The feature was added as a new private method inside FileSourceStrategy, called only when given dataset has only 1 bucketing column and at least 2 buckets:

  private def genBucketSet(
      normalizedFilters: Seq[Expression],
      bucketSpec: BucketSpec): Option[BitSet] = {

Inside the method, Apache Spark figures out what buckets should be involved in the query execution by calling one of 2 methods: getBucketSetFromIterable or getBucketSetFromValue. They're used according to the defined filtering method that can be an equality or a "is in" constraint. The bucket id number built in BucketingUtils.getBucketIdFromValue(bucketColumn: Attribute, numBuckets: Int, value: Any) method and returned as a result for previous methods.

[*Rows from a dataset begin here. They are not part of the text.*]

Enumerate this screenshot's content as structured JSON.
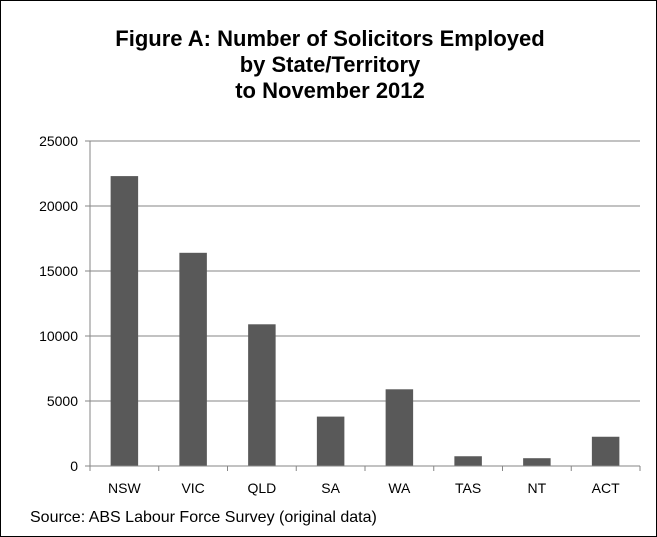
{
  "chart_data": {
    "type": "bar",
    "title_lines": [
      "Figure A: Number of Solicitors Employed",
      "by State/Territory",
      "to November 2012"
    ],
    "categories": [
      "NSW",
      "VIC",
      "QLD",
      "SA",
      "WA",
      "TAS",
      "NT",
      "ACT"
    ],
    "values": [
      22300,
      16400,
      10900,
      3800,
      5900,
      750,
      600,
      2250
    ],
    "yticks": [
      "0",
      "5000",
      "10000",
      "15000",
      "20000",
      "25000"
    ],
    "ylim": [
      0,
      25000
    ],
    "grid": true,
    "bar_color": "#595959",
    "grid_color": "#868686"
  },
  "source": "Source: ABS Labour Force Survey (original data)"
}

The filtered buckets are next passed as a BitSet to FileSourceScanExec which uses them to filter out the bucket files not storing the queried data:

val prunedFilesGroupedToBuckets = if (optionalBucketSet.isDefined) {
      val bucketSet = optionalBucketSet.get
      filesGroupedToBuckets.filter {
        f => bucketSet.get(f._1)
    } else {
    val filePartitions = Seq.tabulate(bucketSpec.numBuckets) { bucketId =>
      FilePartition(bucketId, prunedFilesGroupedToBuckets.getOrElse(bucketId, Nil))

Bucket pruning example

To see the optimization in action we'll use the same example as in the first section of this post, namely the table of orders:

  "Spark 2.4.0" should "not read buckets filtered out" in {
    val tableName = s"orders${System.currentTimeMillis()}"
    val orders = Seq((1L, "user1"), (2L, "user2"), (3L, "user3"), (4L, "user1"), (5L, "user4"), (6L, "user5"))
      .toDF("order_id", "user_id")

    orders.write.mode(SaveMode.Overwrite).bucketBy(3, "user_id").saveAsTable(tableName)

    val filteredBuckets = TestedSparkSession.sql(s"SELECT * FROM ${tableName} WHERE user_id = 'user1'")

    filteredBuckets.queryExecution.executedPlan.toString() should include("SelectedBucketsCount: 1 out of 3")

As you can notice, the assertion checks whether the physical plan contains the "SelectedBucketsCount" text. It was added in the release 2.4.0 to indicate the bucket pruning feature.

Bucket pruning is only one of the new features in Apache Spark 2.4.0. It helps to process only the buckets with the filtered entries, and hence to reduce the number of processed partitions. The implementation consists on passing a BitSet holding all processable bucket ids to the operator responsible for scanning a collection of files.